Esther Brand (also known as Esther Hamilton, Esther Bland and Esther Sweeney) (fl. 1745–1772) was a British actress. She was a dramatic actress, but had a very good sense of humour. She was disliked by George Anne Bellamy, who nicknamed her "Tripe". She relied on charity towards the end of her life and was the reason for the founding of the Drury Lane Theatrical Fund. Brand would marry three times and would die destitute in London.

==Life and career==
She debuted on stage at Covent Garden Theatre on 12 December 1745 playing Queen Isabel in Henry V. She married a fellow actor with the surname Brand. She performed alongside David Garrick in 1746 playing Regan in King Lear, Anne Neville in Richard III, Emilia in Othello, and Dorinda in Strategem.

In 1748 she moved to Dublin where she performed at the Smock Alley Theatre. She returned to London in 1752 to perform at Covent Garden as Clarinda in Suspicious Husband. She would perform at Covent Garden for the next ten years. In 1753, she performed as Queen Elizabeth in Earl of Essex. The part was written for Brand. She returned as Emilia in Othello, once more, in 1754. Her career ended at Covent Garden because new management did not like her and released her out of her contract early. Her husband, Mr. Brand, died, and she remarried a Mr. Hamilton. He would take advantage of her financial security and is accused of having robbed her of 2,000 pounds.

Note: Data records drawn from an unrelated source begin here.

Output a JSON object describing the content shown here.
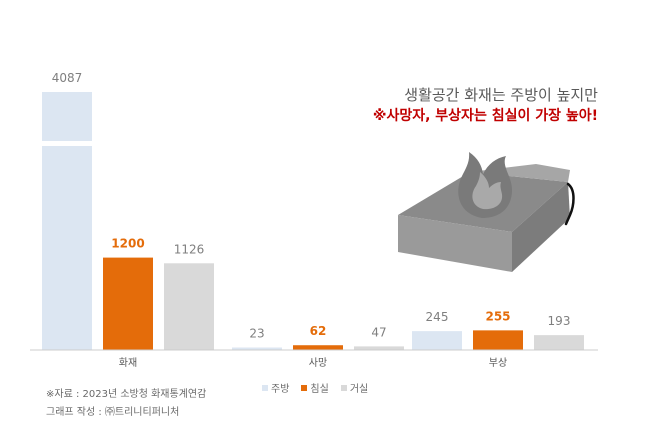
{
  "chart_data": {
    "type": "bar",
    "categories": [
      "화재",
      "사망",
      "부상"
    ],
    "series": [
      {
        "name": "주방",
        "values": [
          4087,
          23,
          245
        ],
        "color": "#dce6f2"
      },
      {
        "name": "침실",
        "values": [
          1200,
          62,
          255
        ],
        "color": "#e46c0a"
      },
      {
        "name": "거실",
        "values": [
          1126,
          47,
          193
        ],
        "color": "#d9d9d9"
      }
    ],
    "value_label_colors": [
      "#7f7f7f",
      "#e46c0a",
      "#7f7f7f"
    ],
    "axis_break": true,
    "title": "",
    "xlabel": "",
    "ylabel": "",
    "grid": false,
    "legend_position": "bottom"
  },
  "headline": {
    "line1": "생활공간 화재는 주방이 높지만",
    "line2": "※사망자, 부상자는 침실이 가장 높아!"
  },
  "footnotes": {
    "source": "※자료 : 2023년 소방청 화재통계연감",
    "author": "그래프 작성 : ㈜트리니티퍼니처"
  },
  "illustration": {
    "icons": [
      "bed-icon",
      "fire-icon"
    ]
  }
}
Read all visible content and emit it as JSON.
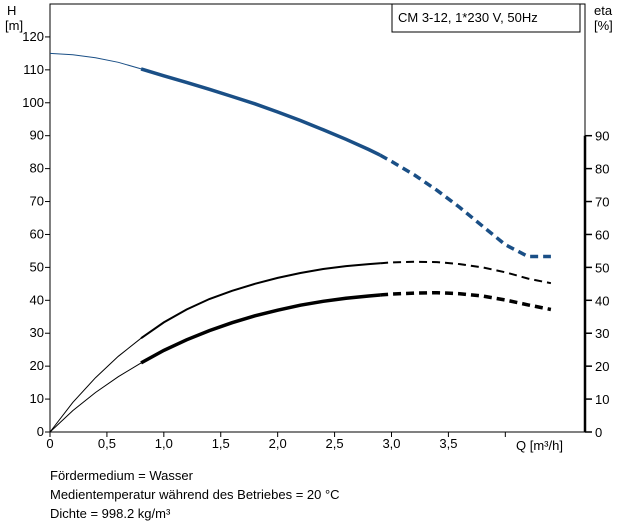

After leaving Covent Garden, she moved back to Dublin. She remarried for a third time, taking on the surname Sweeney. He is also believed to have taken advantage of her wealth. She was discovered by Tate Wilkinson, who saw her performing in a poorly received ensemble of Romeo and Juliet. Wilkinson invited her to York, where she performed in 1772. Her final performance was on 11 April 1772, in York.

She returned to London, destitute. The Drury Lane Theatrical Fund was created due to her impoverished situation, since she was no longer employed at the theaters to receive pensions. She worked as the wardrobe manager at the Richmond Theatre until her death.